Viewer enthusiasm is great, but it takes real money to buy film and paper and chemistry, and especially as Kathy and I are both using 8X10 cameras, the costs are pretty hefty. Our open house, in which literally our house becomes a living gallery, has been a pretty good source of financial relief. This is our tenth year doing it so we have our hopes up. This brings me to the point: setting prices, a dirty business full of angst and stress. I am a firm believer in the democratic nature of photography as a medium. Even apart from digital, a photographic piece of art is reproducible. We work with film negatives. A printmaker using a copper plate to produce her images will print an edition, and no more. Having a negative means I can always go back and print the image again. There are two ways of seeing this: Because I have a negative, every print becomes less valuable due to the law of supply and demand; Because I have the negative, I can make prints available to a broader and bigger group of patrons, who may not, for example, be able to afford having an original etching made in an edition of 50. This second is what I mean by photography being democratic. I once was a painter and as a hopeful artist I took slides to galleries in Chicago to see if I could find some interest in my work. What I found was the gallery people and the patrons were from a different world than mine. I lived in a lower middle class neighborhood growing up, in a factory town that smelled of the smokestacks. The folks in the Chicago galleries were not the people I knew, and it seemed to me at the time, unlike them in so many ways.

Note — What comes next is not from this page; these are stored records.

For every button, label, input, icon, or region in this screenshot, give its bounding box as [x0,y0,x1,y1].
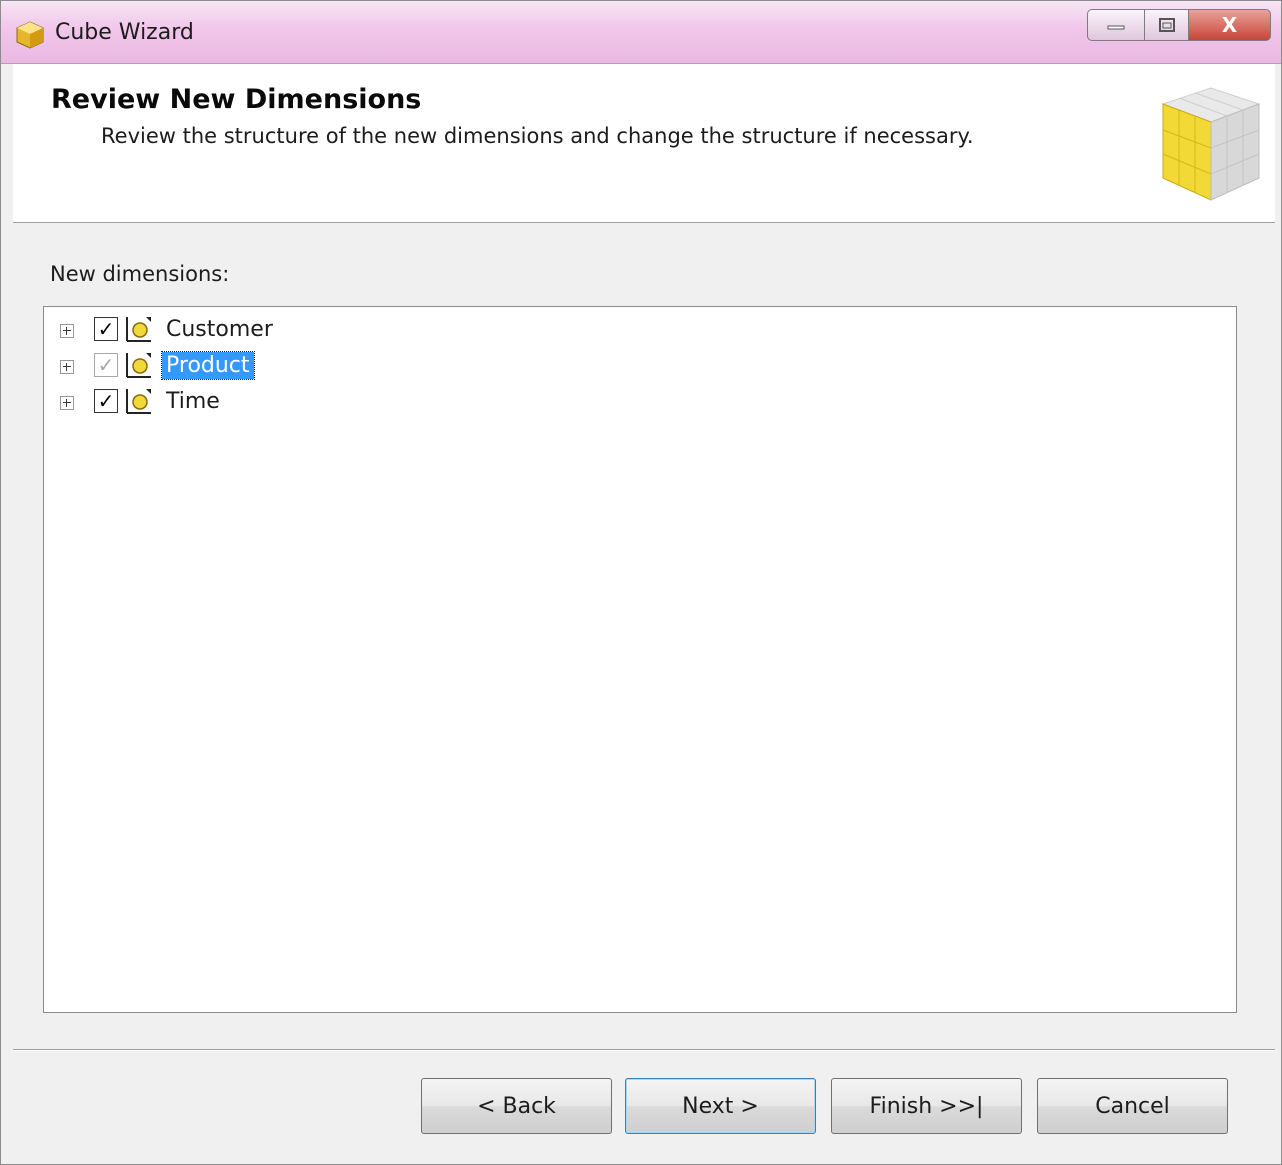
maximize-icon [1158,18,1175,32]
cancel-button[interactable]: Cancel [1037,1078,1228,1134]
title-bar[interactable]: Cube Wizard X [1,1,1281,64]
tree-item-label: Customer [166,316,273,342]
back-button[interactable]: < Back [421,1078,612,1134]
wizard-header: Review New Dimensions Review the structu… [13,64,1275,223]
close-button[interactable]: X [1189,9,1271,41]
dimensions-tree[interactable]: ✓ Customer ✓ Product ✓ Time [43,306,1237,1013]
cube-graphic-icon [1161,87,1261,201]
expand-icon[interactable] [60,359,74,374]
tree-item-time[interactable]: ✓ Time [60,385,224,417]
footer-divider [13,1049,1275,1051]
cube-icon [16,21,44,49]
close-icon: X [1221,13,1238,37]
window-controls: X [1087,9,1271,41]
expand-icon[interactable] [60,395,74,410]
cube-wizard-window: Cube Wizard X Review New Dimensions Revi… [0,0,1282,1165]
window-title: Cube Wizard [55,20,194,45]
checkbox-customer[interactable]: ✓ [94,317,118,341]
dimension-icon [126,353,151,378]
page-title: Review New Dimensions [51,84,422,115]
minimize-button[interactable] [1087,9,1145,41]
checkbox-time[interactable]: ✓ [94,389,118,413]
tree-item-label: Product [161,350,255,380]
maximize-button[interactable] [1145,9,1189,41]
new-dimensions-label: New dimensions: [50,262,230,286]
tree-item-customer[interactable]: ✓ Customer [60,313,277,345]
dimension-icon [126,389,151,414]
tree-item-product[interactable]: ✓ Product [60,349,255,381]
dimension-icon [126,317,151,342]
checkbox-product[interactable]: ✓ [94,353,118,377]
expand-icon[interactable] [60,323,74,338]
tree-item-label: Time [166,388,220,414]
finish-button[interactable]: Finish >>| [831,1078,1022,1134]
minimize-icon [1107,25,1125,30]
next-button[interactable]: Next > [625,1078,816,1134]
page-description: Review the structure of the new dimensio… [101,124,974,148]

Everybody responds to photos. I want as many people as can to be able to enjoy an image I made and possess it. But this means that I have to be very careful not to price my prints beyond their means. I also have to consider what it takes to produce my work in terms of time and knowledge and experience, and all the years I have put into perfecting my skills and my knowledge of the techniques required. Then there is, as I suggested earlier, the costs of supplies. Some people tell us we don’t charge enough. We have photographer friends who charge, what we think are outrageous prices and there is no way I could afford to own a piece from them.
Thus this frustrating and anxious process of setting our prices for the open house.
I thought I’d throw in this quick little blog to see if some of you have some thoughts on it.